Já no interior das últimas décadas do
século XX, uma boiada de escravos era ainda contida em propriedades feudais e
vergastada pelo trabalho até à exaustão, repetindo séculos de um passado
colonizador, em muitos aspectos semelhante ao das agruras e torturas sofridas
pelos índios.
O Líder só aos vinte anos teve o seu
primeiro contacto com as letras, mas a sua condição inata de homem de direitos,
liberdades e solidariedade, eram já páginas abertas de um livro de lutas
interiores, cujas palavras incontidas eram ensinadas e recitadas entre os
seringueiros.
Devido às suas intervenções, começou a
ser notado e a tornar-se alguém que afrontava a histórica repressão, desde
sempre exercida sobre os trabalhadores pelos grandes proprietários, numa
escravatura improvável, exercida na plenitude e perto de fazer 500 anos, num
país que se regozija e ufana de ser um dos mais desenvolvidos do mundo.
O Líder passou a ser um homem marcado.
Mas a sua luta pela divulgação da verdade e pela conquista da liberdade era uma
marcha imparável onde o medo não tinha presença.
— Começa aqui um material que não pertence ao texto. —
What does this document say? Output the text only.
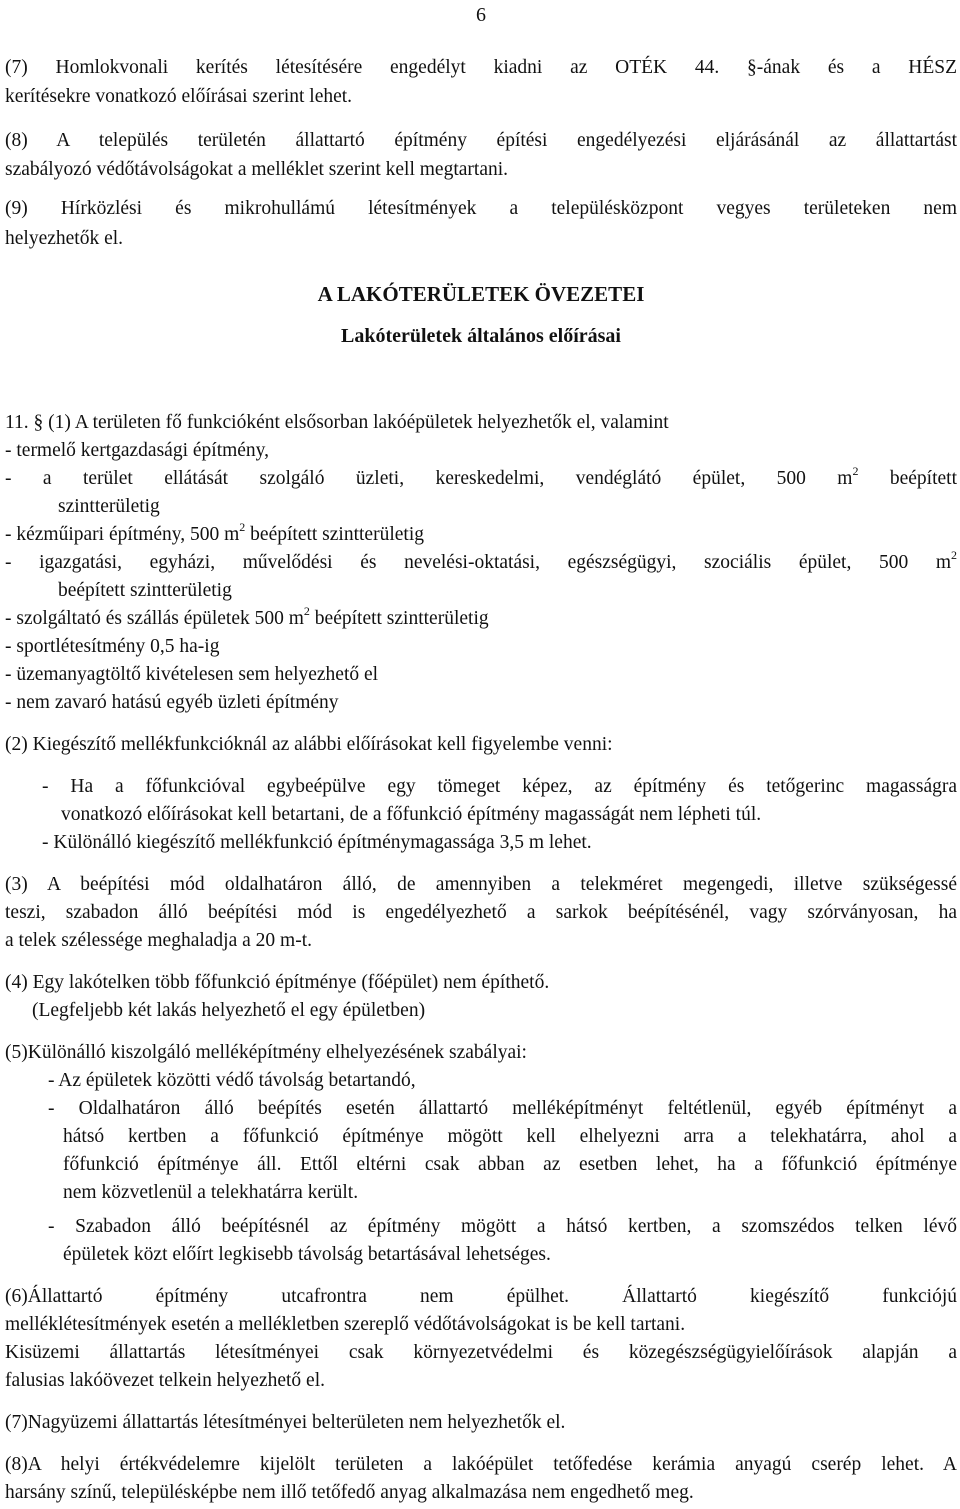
6
(7) Homlokvonali kerítés létesítésére engedélyt kiadni az OTÉK 44. §-ának és a HÉSZ
kerítésekre vonatkozó előírásai szerint lehet.
(8) A település területén állattartó építmény építési engedélyezési eljárásánál az állattartást
szabályozó védőtávolságokat a melléklet szerint kell megtartani.
(9) Hírközlési és mikrohullámú létesítmények a településközpont vegyes területeken nem
helyezhetők el.
A LAKÓTERÜLETEK ÖVEZETEI
Lakóterületek általános előírásai
11. § (1) A területen fő funkcióként elsősorban lakóépületek helyezhetők el, valamint
- termelő kertgazdasági építmény,
- a terület ellátását szolgáló üzleti, kereskedelmi, vendéglátó épület, 500 $m^2$ beépített
szintterületig
- kézműipari építmény, 500 $m^2$ beépített szintterületig
- igazgatási, egyházi, művelődési és nevelési-oktatási, egészségügyi, szociális épület, 500 $m^2$
beépített szintterületig
- szolgáltató és szállás épületek 500 $m^2$ beépített szintterületig
- sportlétesítmény 0,5 ha-ig
- üzemanyagtöltő kivételesen sem helyezhető el
- nem zavaró hatású egyéb üzleti építmény
(2) Kiegészítő mellékfunkcióknál az alábbi előírásokat kell figyelembe venni:
- Ha a főfunkcióval egybeépülve egy tömeget képez, az építmény és tetőgerinc magasságra
vonatkozó előírásokat kell betartani, de a főfunkció építmény magasságát nem lépheti túl.
- Különálló kiegészítő mellékfunkció építménymagassága 3,5 m lehet.
(3) A beépítési mód oldalhatáron álló, de amennyiben a telekméret megengedi, illetve szükségessé
teszi, szabadon álló beépítési mód is engedélyezhető a sarkok beépítésénél, vagy szórványosan, ha
a telek szélessége meghaladja a 20 m-t.
(4) Egy lakótelken több főfunkció építménye (főépület) nem építhető.
(Legfeljebb két lakás helyezhető el egy épületben)
(5)Különálló kiszolgáló melléképítmény elhelyezésének szabályai:
- Az épületek közötti védő távolság betartandó,
- Oldalhatáron álló beépítés esetén állattartó melléképítményt feltétlenül, egyéb építményt a
hátsó kertben a főfunkció építménye mögött kell elhelyezni arra a telekhatárra, ahol a
főfunkció építménye áll. Ettől eltérni csak abban az esetben lehet, ha a főfunkció építménye
nem közvetlenül a telekhatárra került.
- Szabadon álló beépítésnél az építmény mögött a hátsó kertben, a szomszédos telken lévő
épületek közt előírt legkisebb távolság betartásával lehetséges.
(6)Állattartó építmény utcafrontra nem épülhet. Állattartó kiegészítő funkciójú
melléklétesítmények esetén a mellékletben szereplő védőtávolságokat is be kell tartani.
Kisüzemi állattartás létesítményei csak környezetvédelmi és közegészségügyielőírások alapján a
falusias lakóövezet telkein helyezhető el.
(7)Nagyüzemi állattartás létesítményei belterületen nem helyezhetők el.
(8)A helyi értékvédelemre kijelölt területen a lakóépület tetőfedése kerámia anyagú cserép lehet. A
harsány színű, településképbe nem illő tetőfedő anyag alkalmazása nem engedhető meg.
O desmatamento indiscriminado da
Floresta Amazónica passou também a ser um dos temas das suas intervenções, o
que colidia com um sem número de interesses económicos nacionais e
internacionais, para quem se tornou um ruído mais incómodo e uma voz cujo som
começava a alastrar, e a reunir cada vez mais militantes na luta pela
preservação da Amazónia.
Naturalmente, tal convicção posta na defesa de interesses ambientalistas;
de melhores condições de vida dos trabalhadores rurais e de todos aqueles que
reivindicavam um pedaço de terra para poderem produzir e obstar à fome endémica
que os assolava, fez com que obtivesse lugar de destaque como líder sindical de
sindicatos de trabalhadores rurais. Que participasse activamente em acções, nas
quais os nativos defendiam ser os verdadeiros proprietários das terras que
habitavam e não apenas habitantes de reservas que pertenciam aos grandes
latifundiários, vulgo “coronéis”, que delas se apropriaram pelo poder da força.
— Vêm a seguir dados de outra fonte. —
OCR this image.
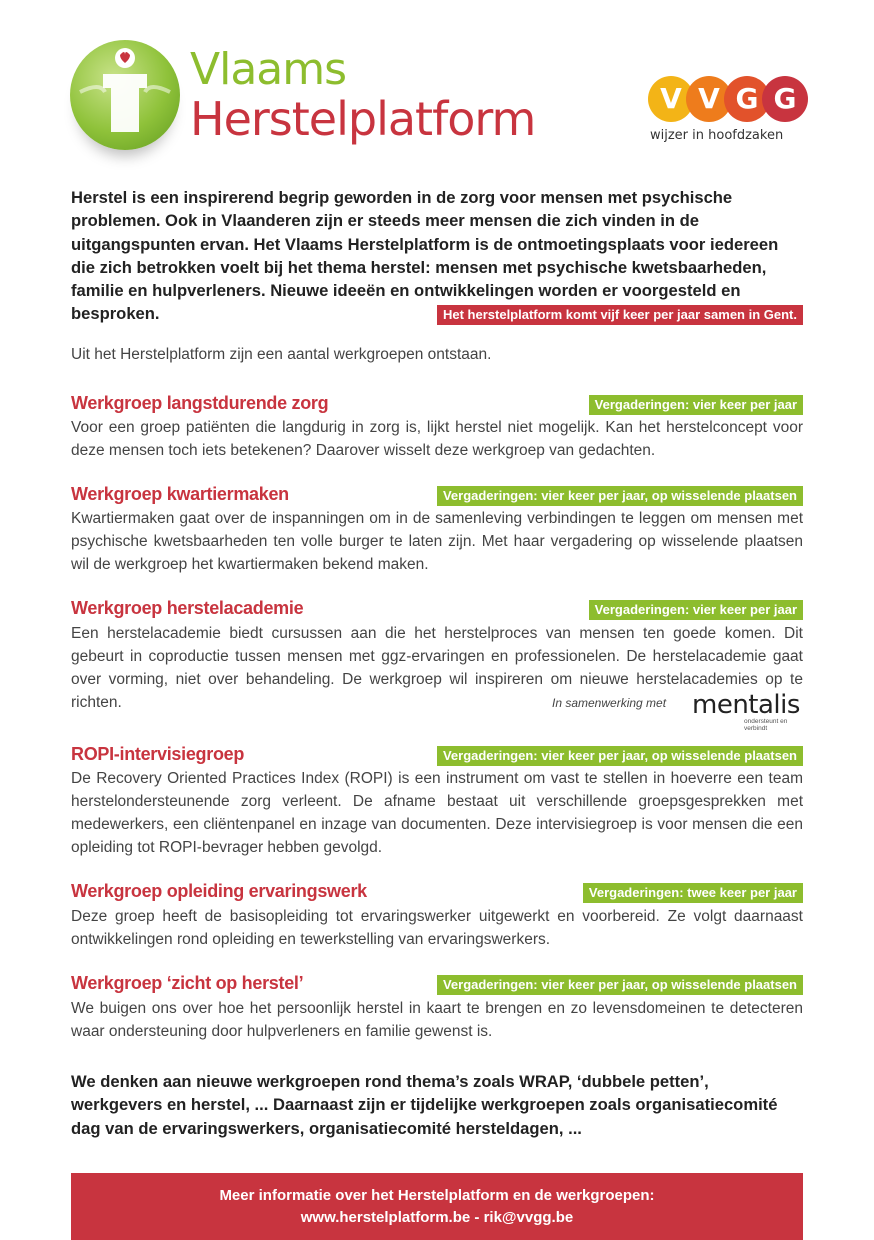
Vlaams
Herstelplatform	V V G G
wijzer in hoofdzaken
Herstel is een inspirerend begrip geworden in de zorg voor mensen met psychische problemen. Ook in Vlaanderen zijn er steeds meer mensen die zich vinden in de uitgangspunten ervan. Het Vlaams Herstelplatform is de ontmoetingsplaats voor iedereen die zich betrokken voelt bij het thema herstel: mensen met psychische kwetsbaarheden, familie en hulpverleners. Nieuwe ideeën en ontwikkelingen worden er voorgesteld en besproken.	Het herstelplatform komt vijf keer per jaar samen in Gent.
Uit het Herstelplatform zijn een aantal werkgroepen ontstaan.
Werkgroep langstdurende zorg	Vergaderingen: vier keer per jaar
Voor een groep patiënten die langdurig in zorg is, lijkt herstel niet mogelijk. Kan het herstelconcept voor deze mensen toch iets betekenen? Daarover wisselt deze werkgroep van gedachten.
Werkgroep kwartiermaken	Vergaderingen: vier keer per jaar, op wisselende plaatsen
Kwartiermaken gaat over de inspanningen om in de samenleving verbindingen te leggen om mensen met psychische kwetsbaarheden ten volle burger te laten zijn. Met haar vergadering op wisselende plaatsen wil de werkgroep het kwartiermaken bekend maken.
Werkgroep herstelacademie	Vergaderingen: vier keer per jaar
Een herstelacademie biedt cursussen aan die het herstelproces van mensen ten goede komen. Dit gebeurt in coproductie tussen mensen met ggz-ervaringen en professionelen. De herstelacademie gaat over vorming, niet over behandeling. De werkgroep wil inspireren om nieuwe herstelacademies op te richten.	In samenwerking met mentalis
ondersteunt en verbindt
ROPI-intervisiegroep	Vergaderingen: vier keer per jaar, op wisselende plaatsen
De Recovery Oriented Practices Index (ROPI) is een instrument om vast te stellen in hoeverre een team herstelondersteunende zorg verleent. De afname bestaat uit verschillende groepsgesprekken met medewerkers, een cliëntenpanel en inzage van documenten. Deze intervisiegroep is voor mensen die een opleiding tot ROPI-bevrager hebben gevolgd.
Werkgroep opleiding ervaringswerk	Vergaderingen: twee keer per jaar
Deze groep heeft de basisopleiding tot ervaringswerker uitgewerkt en voorbereid. Ze volgt daarnaast ontwikkelingen rond opleiding en tewerkstelling van ervaringswerkers.
Werkgroep ‘zicht op herstel’	Vergaderingen: vier keer per jaar, op wisselende plaatsen
We buigen ons over hoe het persoonlijk herstel in kaart te brengen en zo levensdomeinen te detecteren waar ondersteuning door hulpverleners en familie gewenst is.
We denken aan nieuwe werkgroepen rond thema’s zoals WRAP, ‘dubbele petten’, werkgevers en herstel, ... Daarnaast zijn er tijdelijke werkgroepen zoals organisatiecomité dag van de ervaringswerkers, organisatiecomité hersteldagen, ...
Meer informatie over het Herstelplatform en de werkgroepen:
www.herstelplatform.be - rik@vvgg.be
Participara também activamente nas lutas dos seringueiros que tentavam opor-se
ao abate feroz, impiedoso e homicida das florestas, protegendo as árvores com
os seus próprios corpos, em manifestações pacíficas a que deram o nome de
“empates”.
Para além da actividade sindical, onde
também participou na fundação de sindicatos, o Líder entra no mundo da política
e é eleito vereador em Xapuri, sua terra natal.
Por essa altura a visibilidade que lhe
é dada pela posição política e a possibilidade que esta lhe permite de poder
expressar mais amplamente as suas opiniões, começa a transformá-lo num alvo por
parte dos fazendeiros e dos próprios colegas de partido, que compelidos pela
pressão dos poderes instalados, se começam a incompatibilizar com as suas
acções e pensamentos políticos. O Líder é ameaçado por uns e ostracizado por
outros, num objectivo comum de o silenciarem e darem às suas palavras e lutas
uma outra conotação: a de alguém que apenas pretende desestabilizar e criar
conflitos, com o objectivo de impedir a política de desenvolvimento do país.
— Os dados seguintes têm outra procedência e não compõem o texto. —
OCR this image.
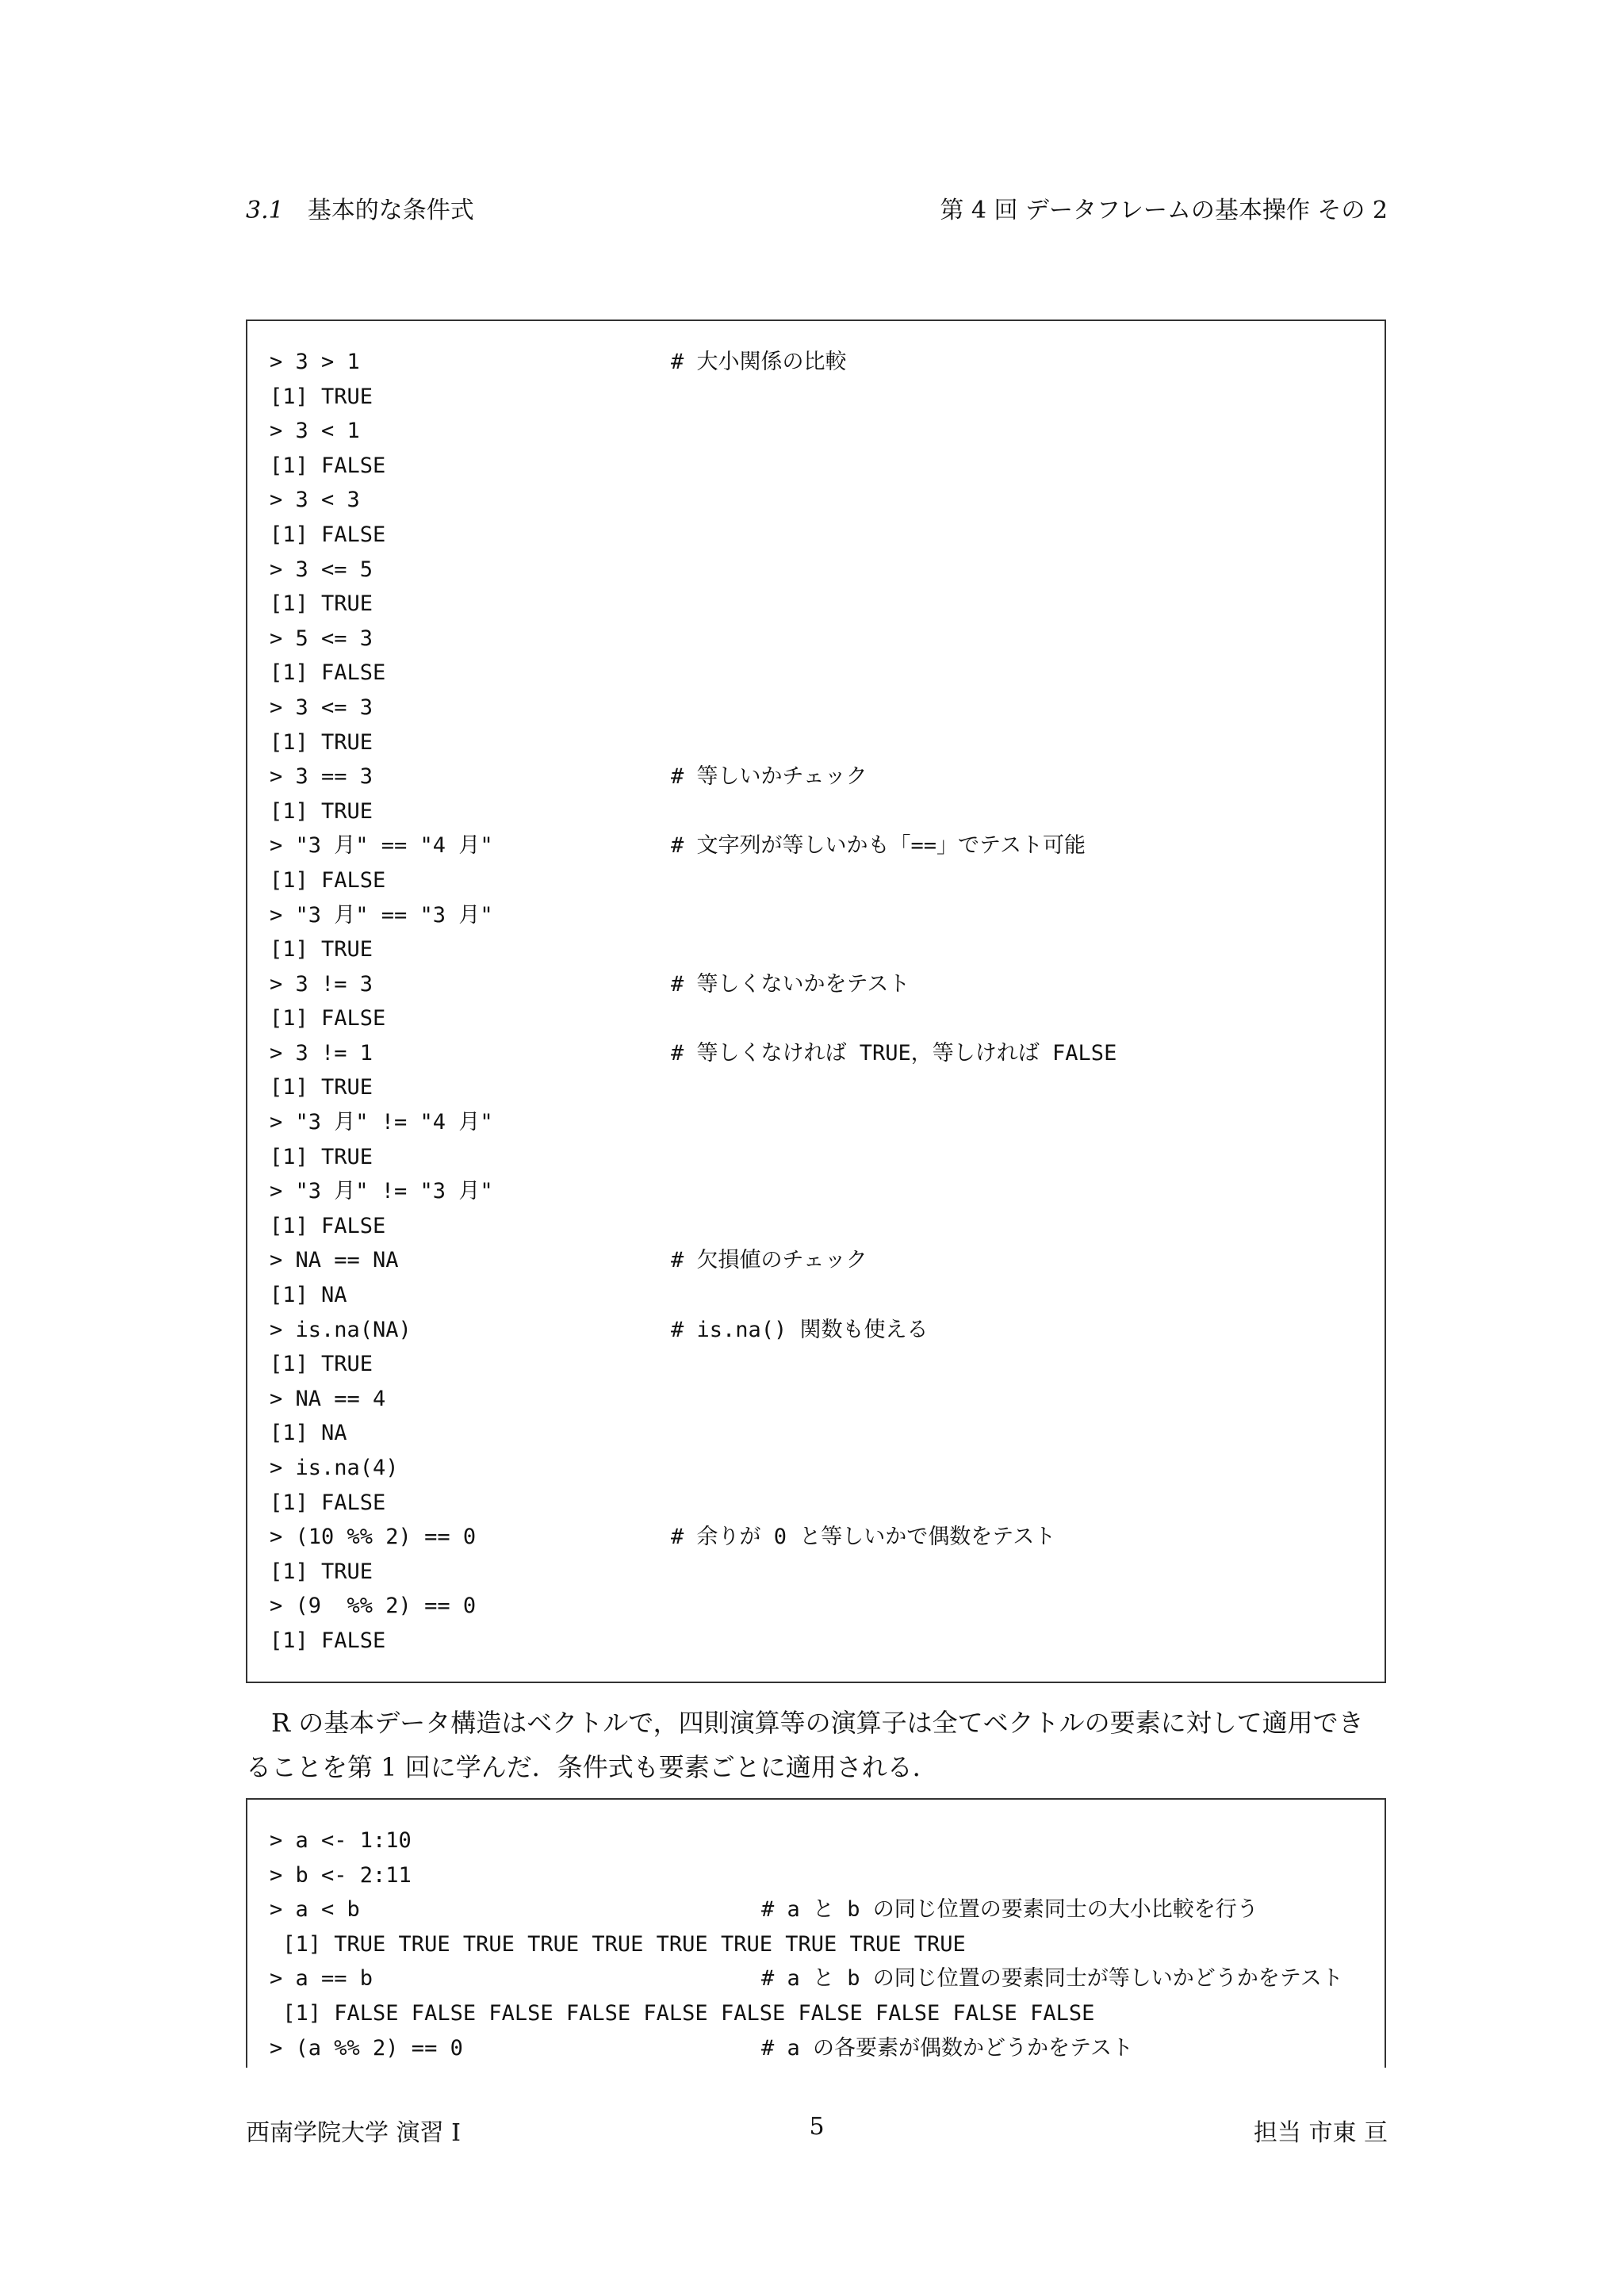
3.1 基本的な条件式	第 4 回 データフレームの基本操作 その 2
> 3 > 1	# 大小関係の比較
[1] TRUE
> 3 < 1
[1] FALSE
> 3 < 3
[1] FALSE
> 3 <= 5
[1] TRUE
> 5 <= 3
[1] FALSE
> 3 <= 3
[1] TRUE
> 3 == 3	# 等しいかチェック
[1] TRUE
> "3 月" == "4 月"	# 文字列が等しいかも「==」でテスト可能
[1] FALSE
> "3 月" == "3 月"
[1] TRUE
> 3 != 3	# 等しくないかをテスト
[1] FALSE
> 3 != 1	# 等しくなければ TRUE，等しければ FALSE
[1] TRUE
> "3 月" != "4 月"
[1] TRUE
> "3 月" != "3 月"
[1] FALSE
> NA == NA	# 欠損値のチェック
[1] NA
> is.na(NA)	# is.na() 関数も使える
[1] TRUE
> NA == 4
[1] NA
> is.na(4)
[1] FALSE
> (10 %% 2) == 0	# 余りが 0 と等しいかで偶数をテスト
[1] TRUE
> (9  %% 2) == 0
[1] FALSE
R の基本データ構造はベクトルで，四則演算等の演算子は全てベクトルの要素に対して適用でき
ることを第 1 回に学んだ．条件式も要素ごとに適用される．
> a <- 1:10
> b <- 2:11
> a < b	# a と b の同じ位置の要素同士の大小比較を行う
[1] TRUE TRUE TRUE TRUE TRUE TRUE TRUE TRUE TRUE TRUE
> a == b	# a と b の同じ位置の要素同士が等しいかどうかをテスト
[1] FALSE FALSE FALSE FALSE FALSE FALSE FALSE FALSE FALSE FALSE
> (a %% 2) == 0	# a の各要素が偶数かどうかをテスト
西南学院大学 演習 I	5	担当 市東 亘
Tentam passar a mensagem de que o Líder não é um bom brasileiro, mas antes um
agente subversivo. Conseguem dessa forma que ele comece a ter problemas com a
justiça e seja submetido a violentos interrogatórios, cujas torturas jamais
serão denunciadas e conhecidas na sua verdadeira extensão, devido ao seu
isolamento e à máquina do medo que começara a ceifar a vontade de todos aqueles
que antes se insurgiam contra a escravidão, mas que agora postos perante a
ideia da dor e da morte, ou da continuidade da centenar escravatura, preferiam
mil vezes serem escravos e comer da mão dos senhores os sobejos das suas abastadas
refeições.
Apesar de o tentarem ligar ao
assassinato do capataz de uma fazenda e mais uma vez tentarem interpor as
grades entre ele, a liberdade e a justiça das suas acções, o Líder não desiste
e continua a sua actividade sindical e política.
Como não o conseguem silenciar ou
impedir na sua determinação, sobre ele volta a recair uma acusação, desta feita
de incitamento à violência, da qual será absolvido por falta de provas.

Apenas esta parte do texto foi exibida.